Sage McLaughlin writes:
So instead they call for young blacks to be mentored, presumably by white men, as if there’s any reason to believe that white mentors could possibly make up for what is lacking in the black family in America.
Sheila C. writes:
I long ago ceased trying to comprehend those whites who seem to passively assent to their civilization’s destruction. What I cannot begin to fathom, however, are those whites who seem to care less for their loved ones than for those loved ones’ black murderers. Nathan Trapuzzano is hardly in his grave, and his widow is lamenting his poor, fatherless black killer. Jamie Vester, too, is apparently less concerned with her own, fatherless daughter than with the “fatherless” blacks who slaughtered her husband. I find myself wondering, in this perverted reality, if perhaps I’m not truly a Christian, despite my faith in Christ . . . for I cannot summon any pity for the murderers, and reserve my forgiveness for those who’ve at least made the appearance of repenting of their crimes. Even those, however, deserve decent society’s just punishment.

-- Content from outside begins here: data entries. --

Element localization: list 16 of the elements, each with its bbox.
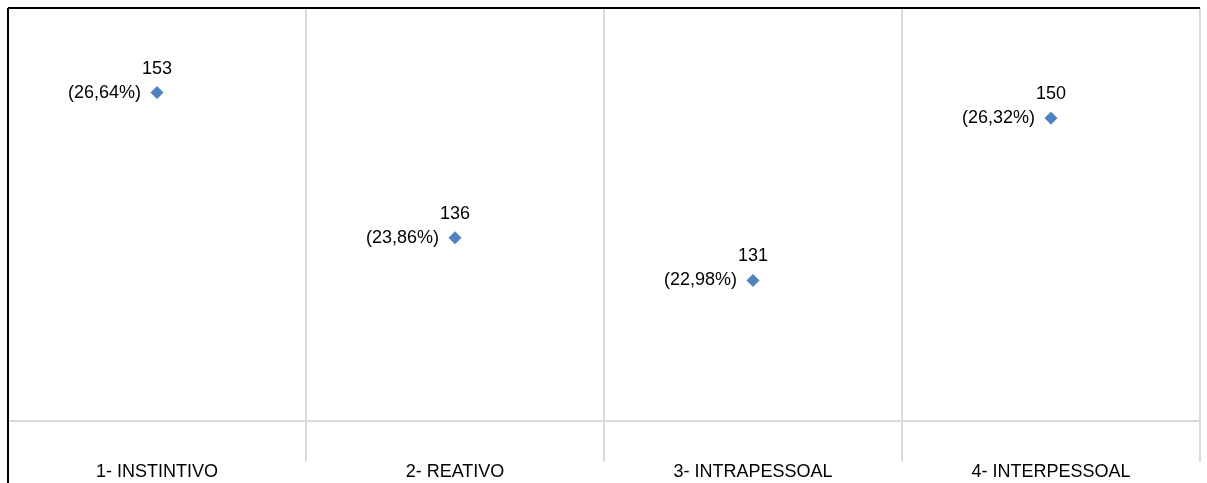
annotation: (26,32%) <box>961 107 1035 128</box>
annotation: (23,86%) <box>365 226 439 247</box>
annotation: (22,98%) <box>663 269 737 290</box>
point <box>448 231 462 245</box>
data-label: 150 <box>1035 83 1067 104</box>
x-tick-label: 4- INTERPESSOAL <box>971 461 1131 482</box>
data-label: 136 <box>439 202 471 223</box>
annotation: (26,64%) <box>67 81 141 102</box>
data-label: 131 <box>737 245 769 266</box>
point <box>1044 111 1058 125</box>
point <box>150 86 164 100</box>
x-tick-label: 1- INSTINTIVO <box>95 461 219 482</box>
x-tick-label: 3- INTRAPESSOAL <box>673 461 833 482</box>
data-label: 153 <box>141 57 173 78</box>
x-tick-label: 2- REATIVO <box>405 461 505 482</box>
point <box>746 273 760 287</box>
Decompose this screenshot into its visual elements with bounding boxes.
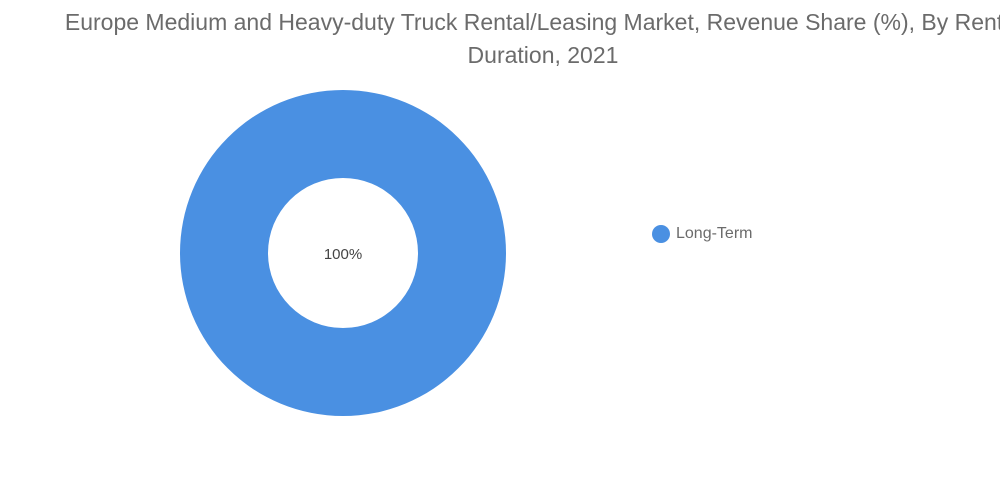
data-label-long-term: 100% (324, 246, 362, 263)
legend: Long-Term (652, 225, 752, 243)
donut-slice-long-term (179, 89, 507, 417)
legend-swatch-long-term (652, 225, 670, 243)
chart-title: Europe Medium and Heavy-duty Truck Renta… (64, 9, 1000, 68)
legend-label-long-term: Long-Term (676, 225, 753, 242)
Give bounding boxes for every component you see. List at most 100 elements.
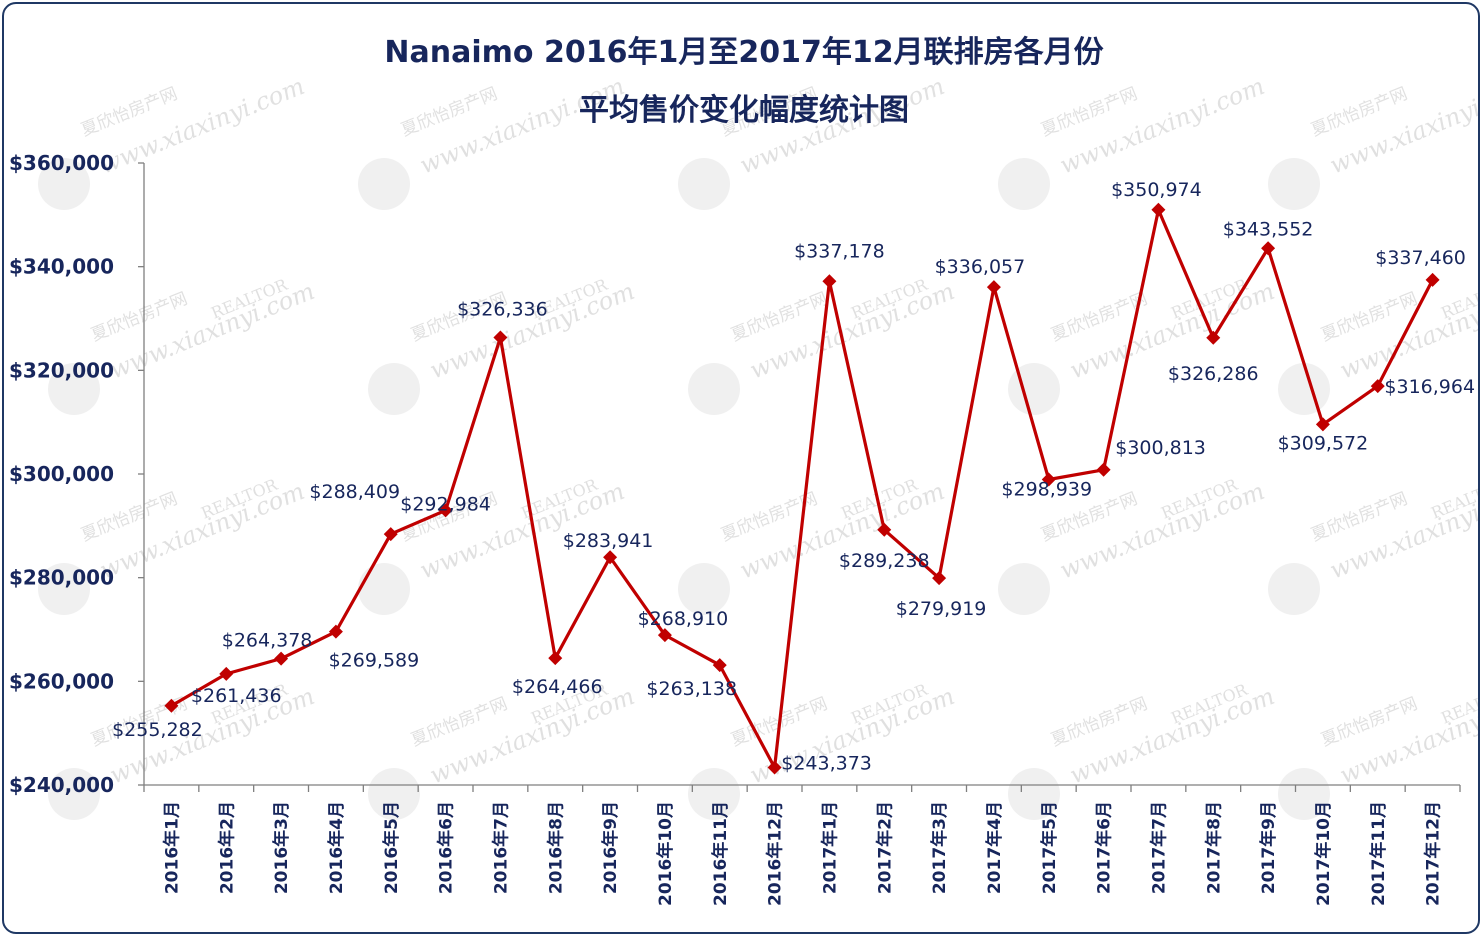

While the capering black savages are a different subspecies from my own; the pathetic white women who weep over them are equally alien to me.
A reader writes:
As has been mentioned before, dysfunction will flourish as long as the government rewards dysfunction, specifically with payments to women for having children out-of-wedlock.
Laura writes:
It should be remembered when talking about the high illegitimacy rate among blacks — some 70 percent are born out of wedlock — that this does not mean that this same percentage of children has no contact with their fathers. Simeon Adams, who killed Nathan Trapuzzano, knew his father. Before he was born, his father had served at least one of his two prison sentences. Would it have been better if he had lived with his criminal father? I don’t know. He did spend a lot of time with an uncle. This male presence in his life did not keep him from a life of crime from the age of nine.
As far as the ending of welfare support for unmarried mothers, I think anyone who has common sense sees the harm this has done. However, ending welfare would not necessarily keep a high percentage of black women from financially supporting black men, fostering some of the same polygamous lifestyle. And while fatherlessness is a problem, it is not solely caused by welfare. If it were, whites would have a comparable rate of illegitimacy.
My point is that I don’t think raising marriage rates among blacks, as important ad it is, is a cure-all for crime and lawlessness.